If I thought I could get even the first 5 words out of that without turning into a mess, I would. But even as I sit here writing, waiting for the dough for the sticky buns that I make for the Thanksgiving Breakfast at my mother in laws to rise, I am crying.

It's funny, I don't want to idealize anything. The fights my aunt and I had, most especially on holidays, were somewhat legendary. She and I could push each other's buttons like no one's business. Fiery, Latina women who loved each other unconditionally and had very very very different opinions about things can do that. We can scream and yell and fight (and oh, we did) and then pose for a picture with our noses red and eyes swollen as soon as it is over (which she had framed so that we'd "always remember"). And now, there will be no fights. But it won't be better. It won't ever be better.

I am thankful for a lot. I am.

Monday, November 24, 2008

Popular

I was not a popular kid in elementary school. I was pseudo friends with one of the popular kids for a few years, but it turned out she was using me to do her bidding, and things ended badly. I started the elite, rich, white Catholic school in 3rd grade, when my mom went in and begged the principal to not make me be subjected to the dreaded busing happening in the public school system...and there I was. #61 in the 3rd grade, where the classrooms were only set up for 30 per. I was extra. And my first day of school was maybe their 3rd day, they had all been together since kindergarten, and I had no uniform, no religious training, and I was half jewish, and I was poor, chubby, melodramatic, hispanic, and the child of parents who were divorcing. Needless to say, I didn't really start off on the right foot.

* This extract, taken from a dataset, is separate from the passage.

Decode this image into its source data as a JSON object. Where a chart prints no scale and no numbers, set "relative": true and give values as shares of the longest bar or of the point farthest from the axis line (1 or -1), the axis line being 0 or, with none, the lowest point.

There are horrific stories I could tell, but I can save that for another day. Suffice to say that I was physically and emotionally abused by everyone from the children right up to the principal for the entire time I was there, and it was awful. Six years of awful.

Cut to 6 years later, and I was graduating 8th grade with a bright future...my parents had promised public school. We had moved to a better neighborhood, and I was going to be allowed to attend the local school. I did well there, making friends I still have to this day, and I am not just talking about on facebook. I had the lead in the school play (despite being physically wrong for the part. Even after a summer at weight watcher's camp, I was unconvincing as a young girl being hidden away in an attic during WW2...but I was the better actor, so I got it), and was even voted "most loveable" in a non-sham "most polls" contest for the 9th graders at the end of the school year. High school was great too...lots of fun, lots of friends, and I enjoyed my Drama geek status which had me not in the "cool kids" group, but with plenty of friends (and, technically, my own kingdom) regardless. Being involved in the Y and Rocky Horror kept me social and busy and I didn't look back to the days of being the kid who would sit down at a table at lunch and have the whole table get up and move.

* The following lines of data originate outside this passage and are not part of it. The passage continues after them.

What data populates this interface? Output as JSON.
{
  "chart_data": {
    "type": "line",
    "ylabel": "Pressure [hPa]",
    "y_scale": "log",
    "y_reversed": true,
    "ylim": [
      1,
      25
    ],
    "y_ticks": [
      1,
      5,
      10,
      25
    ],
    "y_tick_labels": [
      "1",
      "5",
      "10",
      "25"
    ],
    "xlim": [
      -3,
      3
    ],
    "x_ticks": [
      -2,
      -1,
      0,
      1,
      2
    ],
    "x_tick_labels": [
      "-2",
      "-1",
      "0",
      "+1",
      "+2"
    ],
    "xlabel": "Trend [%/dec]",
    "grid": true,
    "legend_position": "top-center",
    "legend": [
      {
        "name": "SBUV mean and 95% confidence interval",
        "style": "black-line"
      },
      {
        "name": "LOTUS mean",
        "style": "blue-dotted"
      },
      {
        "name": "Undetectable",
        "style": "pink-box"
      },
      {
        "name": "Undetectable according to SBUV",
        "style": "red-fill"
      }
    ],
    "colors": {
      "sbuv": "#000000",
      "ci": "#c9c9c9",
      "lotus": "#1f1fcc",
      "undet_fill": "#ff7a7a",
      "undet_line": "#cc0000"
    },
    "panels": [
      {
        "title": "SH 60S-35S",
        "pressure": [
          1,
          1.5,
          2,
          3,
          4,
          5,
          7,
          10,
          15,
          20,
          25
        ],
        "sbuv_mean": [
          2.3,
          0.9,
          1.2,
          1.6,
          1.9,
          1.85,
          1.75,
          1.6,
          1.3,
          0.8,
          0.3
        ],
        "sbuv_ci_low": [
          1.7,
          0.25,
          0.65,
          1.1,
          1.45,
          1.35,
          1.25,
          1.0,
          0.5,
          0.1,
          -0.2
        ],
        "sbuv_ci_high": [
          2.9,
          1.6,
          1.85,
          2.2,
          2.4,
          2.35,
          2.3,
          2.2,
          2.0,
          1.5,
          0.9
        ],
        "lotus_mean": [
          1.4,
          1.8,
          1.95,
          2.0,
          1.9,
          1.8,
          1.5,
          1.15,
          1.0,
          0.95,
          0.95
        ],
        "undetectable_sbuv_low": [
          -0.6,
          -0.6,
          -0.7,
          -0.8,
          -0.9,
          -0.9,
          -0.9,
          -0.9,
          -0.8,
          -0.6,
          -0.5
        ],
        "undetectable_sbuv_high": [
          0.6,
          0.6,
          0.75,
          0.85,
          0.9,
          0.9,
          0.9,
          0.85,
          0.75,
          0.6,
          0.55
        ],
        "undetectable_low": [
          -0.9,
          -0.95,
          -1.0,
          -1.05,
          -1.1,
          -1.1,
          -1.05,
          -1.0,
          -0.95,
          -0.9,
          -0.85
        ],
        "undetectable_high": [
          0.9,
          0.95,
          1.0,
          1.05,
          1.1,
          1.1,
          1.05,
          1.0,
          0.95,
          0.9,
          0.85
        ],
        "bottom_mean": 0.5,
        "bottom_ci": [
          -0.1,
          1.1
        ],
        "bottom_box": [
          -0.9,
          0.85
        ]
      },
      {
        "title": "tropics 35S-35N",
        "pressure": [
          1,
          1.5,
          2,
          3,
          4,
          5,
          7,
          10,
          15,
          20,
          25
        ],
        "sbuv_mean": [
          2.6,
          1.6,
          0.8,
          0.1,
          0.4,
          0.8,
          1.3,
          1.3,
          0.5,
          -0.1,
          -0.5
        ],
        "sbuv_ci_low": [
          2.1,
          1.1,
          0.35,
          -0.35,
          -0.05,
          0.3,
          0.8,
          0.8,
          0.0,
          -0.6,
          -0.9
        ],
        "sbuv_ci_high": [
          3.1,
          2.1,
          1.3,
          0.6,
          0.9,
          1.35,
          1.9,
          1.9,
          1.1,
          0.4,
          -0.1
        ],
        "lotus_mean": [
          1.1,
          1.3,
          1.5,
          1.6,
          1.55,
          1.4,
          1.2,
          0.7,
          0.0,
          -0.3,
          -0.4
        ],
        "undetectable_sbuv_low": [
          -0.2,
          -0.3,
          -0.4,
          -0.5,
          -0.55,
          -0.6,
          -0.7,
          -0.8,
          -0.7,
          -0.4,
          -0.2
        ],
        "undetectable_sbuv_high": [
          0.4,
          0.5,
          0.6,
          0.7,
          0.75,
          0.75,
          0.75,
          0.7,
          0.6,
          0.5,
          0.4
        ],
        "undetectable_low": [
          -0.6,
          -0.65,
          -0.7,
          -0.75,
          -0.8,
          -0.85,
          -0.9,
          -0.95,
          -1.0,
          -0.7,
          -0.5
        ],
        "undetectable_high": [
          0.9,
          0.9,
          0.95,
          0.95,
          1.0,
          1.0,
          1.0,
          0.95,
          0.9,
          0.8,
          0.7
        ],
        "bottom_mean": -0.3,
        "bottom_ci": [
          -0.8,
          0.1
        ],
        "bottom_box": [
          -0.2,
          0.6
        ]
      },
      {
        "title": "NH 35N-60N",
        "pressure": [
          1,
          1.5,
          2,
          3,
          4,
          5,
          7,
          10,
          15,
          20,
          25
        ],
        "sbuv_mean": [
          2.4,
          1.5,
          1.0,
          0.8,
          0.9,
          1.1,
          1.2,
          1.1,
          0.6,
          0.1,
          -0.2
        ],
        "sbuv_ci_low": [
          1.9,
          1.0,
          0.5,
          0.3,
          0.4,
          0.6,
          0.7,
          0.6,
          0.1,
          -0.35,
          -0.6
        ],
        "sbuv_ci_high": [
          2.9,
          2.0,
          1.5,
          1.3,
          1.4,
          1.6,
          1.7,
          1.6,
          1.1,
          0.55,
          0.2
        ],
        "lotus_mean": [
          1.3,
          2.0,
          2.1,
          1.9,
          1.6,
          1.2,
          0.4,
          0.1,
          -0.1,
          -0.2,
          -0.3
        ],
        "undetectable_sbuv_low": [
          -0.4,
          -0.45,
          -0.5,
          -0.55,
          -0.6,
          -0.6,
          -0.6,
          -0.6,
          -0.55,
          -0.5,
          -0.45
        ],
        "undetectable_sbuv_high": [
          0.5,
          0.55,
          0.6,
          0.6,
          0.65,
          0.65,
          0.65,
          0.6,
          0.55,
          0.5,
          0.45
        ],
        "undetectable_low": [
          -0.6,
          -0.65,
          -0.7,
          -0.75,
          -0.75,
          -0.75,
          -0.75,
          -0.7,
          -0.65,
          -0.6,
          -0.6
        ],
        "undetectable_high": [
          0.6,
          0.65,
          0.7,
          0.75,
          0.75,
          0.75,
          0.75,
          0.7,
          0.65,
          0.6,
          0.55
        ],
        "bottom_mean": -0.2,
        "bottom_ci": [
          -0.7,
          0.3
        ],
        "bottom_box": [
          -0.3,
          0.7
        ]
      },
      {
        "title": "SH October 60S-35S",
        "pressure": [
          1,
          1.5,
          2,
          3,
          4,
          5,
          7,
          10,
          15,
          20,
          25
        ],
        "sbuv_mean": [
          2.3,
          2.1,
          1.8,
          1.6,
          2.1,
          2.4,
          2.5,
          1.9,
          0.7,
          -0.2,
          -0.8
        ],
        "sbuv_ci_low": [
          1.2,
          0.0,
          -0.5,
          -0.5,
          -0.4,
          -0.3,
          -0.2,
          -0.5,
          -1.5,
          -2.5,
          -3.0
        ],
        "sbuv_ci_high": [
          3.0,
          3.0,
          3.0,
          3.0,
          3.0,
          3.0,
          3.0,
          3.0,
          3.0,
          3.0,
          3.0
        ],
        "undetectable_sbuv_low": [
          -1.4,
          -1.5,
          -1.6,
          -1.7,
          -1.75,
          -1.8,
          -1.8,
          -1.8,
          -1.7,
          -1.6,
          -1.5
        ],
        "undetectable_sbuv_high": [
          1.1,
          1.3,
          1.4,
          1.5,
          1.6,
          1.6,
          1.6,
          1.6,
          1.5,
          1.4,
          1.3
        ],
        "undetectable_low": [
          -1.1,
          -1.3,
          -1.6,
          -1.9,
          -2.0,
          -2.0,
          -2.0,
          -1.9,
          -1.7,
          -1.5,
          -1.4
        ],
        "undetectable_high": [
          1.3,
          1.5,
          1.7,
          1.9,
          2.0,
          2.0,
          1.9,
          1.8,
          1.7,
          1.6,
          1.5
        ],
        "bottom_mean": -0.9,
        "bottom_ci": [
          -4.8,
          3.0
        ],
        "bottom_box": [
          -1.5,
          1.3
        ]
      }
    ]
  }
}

But that doesn't mean that the scars of that time aren't there...they manifest themselves in different ways. I am a people pleaser. I like people to like me. I don't like it when people are displeased with me. I have never had the "fuck it, who cares what people think" mentality, which I totally blame on the years I spent surviving at St. Pauls. I have gotten a little better over the years, but not by much.

So I have come across a situation where someone is displeased with me. And it is for something I did, kind of. And I suppose I could say fuck it, cause honestly the outcome would have not one bit of effect on my life, but I just suck at that, plus it is something I don't want to do. So I am feeling blue and annoyed and just totally unsure as to how to proceed. And this is the first time I have blogged about something like this in a public blog, so I feel very vulnerable...but I felt the need to write it down.